My hope is that as we are in this pause of reflection, we will dig within ourselves and find our soul again. I hope we will reach out to people in need and give them the other half of our sandwich. I hope that our governments work together, comparing their research and sharing their best scientists work to collectively find a vaccine. I hope our employers and heads of companies will reach into their profit margins and share a piece of the pie with the workers that helped build the empires they lead. I hope that landlords will be patient with their tenants paying rent on the first of the month, knowing that they may have been laid off of their job. I hope banks will give a grace period to debtors paying back their loans. I hope our farmers will continue to supply us with the food we need at a reasonable price. I hope that healthy people will respect the fact that they may carry a virus that could take the life of someone less fortunate. I hope that in these times of fear, we will have faith. Faith in nature. Faith in our fellow humans. Faith in our scientists.

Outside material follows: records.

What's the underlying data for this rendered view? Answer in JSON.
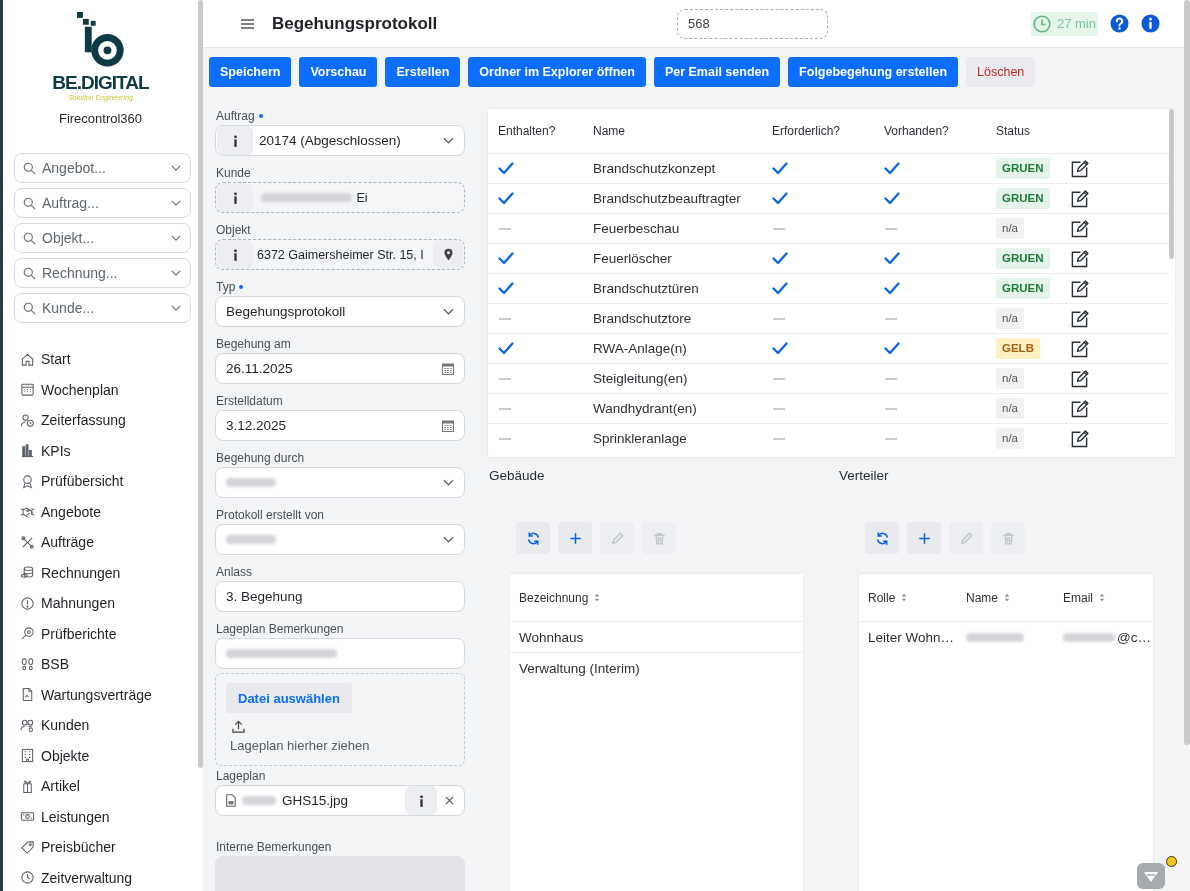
{
  "sidebar": {
    "logo": {
      "name": "BE.DIGITAL",
      "tagline": "Solution Engineering"
    },
    "app_name": "Firecontrol360",
    "search_fields": [
      {
        "placeholder": "Angebot..."
      },
      {
        "placeholder": "Auftrag..."
      },
      {
        "placeholder": "Objekt..."
      },
      {
        "placeholder": "Rechnung..."
      },
      {
        "placeholder": "Kunde..."
      }
    ],
    "nav_items": [
      {
        "label": "Start"
      },
      {
        "label": "Wochenplan"
      },
      {
        "label": "Zeiterfassung"
      },
      {
        "label": "KPIs"
      },
      {
        "label": "Prüfübersicht"
      },
      {
        "label": "Angebote"
      },
      {
        "label": "Aufträge"
      },
      {
        "label": "Rechnungen"
      },
      {
        "label": "Mahnungen"
      },
      {
        "label": "Prüfberichte"
      },
      {
        "label": "BSB"
      },
      {
        "label": "Wartungsverträge"
      },
      {
        "label": "Kunden"
      },
      {
        "label": "Objekte"
      },
      {
        "label": "Artikel"
      },
      {
        "label": "Leistungen"
      },
      {
        "label": "Preisbücher"
      },
      {
        "label": "Zeitverwaltung"
      }
    ]
  },
  "header": {
    "title": "Begehungsprotokoll",
    "search": {
      "value": "568"
    },
    "timer": "27 min"
  },
  "toolbar": {
    "buttons": [
      {
        "label": "Speichern",
        "kind": "primary"
      },
      {
        "label": "Vorschau",
        "kind": "primary"
      },
      {
        "label": "Erstellen",
        "kind": "primary"
      },
      {
        "label": "Ordner im Explorer öffnen",
        "kind": "primary"
      },
      {
        "label": "Per Email senden",
        "kind": "primary"
      },
      {
        "label": "Folgebegehung erstellen",
        "kind": "primary"
      },
      {
        "label": "Löschen",
        "kind": "danger"
      }
    ]
  },
  "form": {
    "fields": [
      {
        "kind": "select",
        "label": "Auftrag",
        "required": true,
        "info_button": true,
        "value": "20174 (Abgeschlossen)"
      },
      {
        "kind": "readonly",
        "label": "Kunde",
        "required": false,
        "info_button": true,
        "blurred": true,
        "value": "Ei"
      },
      {
        "kind": "readonly",
        "label": "Objekt",
        "required": false,
        "info_button": true,
        "map_button": true,
        "value": "6372 Gaimersheimer Str. 15, I"
      },
      {
        "kind": "select",
        "label": "Typ",
        "required": true,
        "value": "Begehungsprotokoll"
      },
      {
        "kind": "date",
        "label": "Begehung am",
        "required": false,
        "value": "26.11.2025"
      },
      {
        "kind": "date",
        "label": "Erstelldatum",
        "required": false,
        "value": "3.12.2025"
      },
      {
        "kind": "select",
        "label": "Begehung durch",
        "required": false,
        "blurred": true
      },
      {
        "kind": "select",
        "label": "Protokoll erstellt von",
        "required": false,
        "blurred": true
      },
      {
        "kind": "text",
        "label": "Anlass",
        "required": false,
        "value": "3. Begehung"
      },
      {
        "kind": "text",
        "label": "Lageplan Bemerkungen",
        "required": false,
        "blurred": true
      },
      {
        "kind": "dropzone",
        "button": "Datei auswählen",
        "hint": "Lageplan hierher ziehen"
      },
      {
        "kind": "file",
        "label": "Lageplan",
        "required": false,
        "info_button": true,
        "blurred": true,
        "value": "GHS15.jpg"
      },
      {
        "kind": "textarea",
        "label": "Interne Bemerkungen",
        "required": false
      }
    ]
  },
  "checklist": {
    "columns": [
      "Enthalten?",
      "Name",
      "Erforderlich?",
      "Vorhanden?",
      "Status"
    ],
    "rows": [
      {
        "included": true,
        "name": "Brandschutzkonzept",
        "required": true,
        "present": true,
        "status": {
          "label": "GRUEN",
          "kind": "success"
        }
      },
      {
        "included": true,
        "name": "Brandschutzbeauftragter",
        "required": true,
        "present": true,
        "status": {
          "label": "GRUEN",
          "kind": "success"
        }
      },
      {
        "included": false,
        "name": "Feuerbeschau",
        "required": false,
        "present": false,
        "status": {
          "label": "n/a",
          "kind": "neutral"
        }
      },
      {
        "included": true,
        "name": "Feuerlöscher",
        "required": true,
        "present": true,
        "status": {
          "label": "GRUEN",
          "kind": "success"
        }
      },
      {
        "included": true,
        "name": "Brandschutztüren",
        "required": true,
        "present": true,
        "status": {
          "label": "GRUEN",
          "kind": "success"
        }
      },
      {
        "included": false,
        "name": "Brandschutztore",
        "required": false,
        "present": false,
        "status": {
          "label": "n/a",
          "kind": "neutral"
        }
      },
      {
        "included": true,
        "name": "RWA-Anlage(n)",
        "required": true,
        "present": true,
        "status": {
          "label": "GELB",
          "kind": "warning"
        }
      },
      {
        "included": false,
        "name": "Steigleitung(en)",
        "required": false,
        "present": false,
        "status": {
          "label": "n/a",
          "kind": "neutral"
        }
      },
      {
        "included": false,
        "name": "Wandhydrant(en)",
        "required": false,
        "present": false,
        "status": {
          "label": "n/a",
          "kind": "neutral"
        }
      },
      {
        "included": false,
        "name": "Sprinkleranlage",
        "required": false,
        "present": false,
        "status": {
          "label": "n/a",
          "kind": "neutral"
        }
      }
    ]
  },
  "buildings": {
    "title": "Gebäude",
    "actions": [
      {
        "disabled": false
      },
      {
        "disabled": false
      },
      {
        "disabled": true
      },
      {
        "disabled": true
      }
    ],
    "columns": [
      "Bezeichnung"
    ],
    "rows": [
      {
        "cells": [
          {
            "text": "Wohnhaus"
          }
        ]
      },
      {
        "cells": [
          {
            "text": "Verwaltung (Interim)"
          }
        ]
      }
    ]
  },
  "distribution": {
    "title": "Verteiler",
    "actions": [
      {
        "disabled": false
      },
      {
        "disabled": false
      },
      {
        "disabled": true
      },
      {
        "disabled": true
      }
    ],
    "columns": [
      "Rolle",
      "Name",
      "Email"
    ],
    "rows": [
      {
        "cells": [
          {
            "text": "Leiter Wohn…"
          },
          {
            "blurred": true
          },
          {
            "blurred": true,
            "text": "@c…"
          }
        ]
      }
    ]
  },
  "help_widget": {
    "notification": true
  }
}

Faith in our doctors and nurses. Faith in our government to govern with empathy. Faith in a higher power to help us find the solution and save us from ourselves.
Fear, pride, greed, and selfishness will cause unnecessary deaths. I encourage our leaders to lead with humility. We will come out of this on the other side stronger and more connected. When this storm passes, we can’t forget what it feels like right now. We are fragile. We are not gods. We came into this world with nothing, and if we live our lives only for ourselves, we will leave the world with nothing.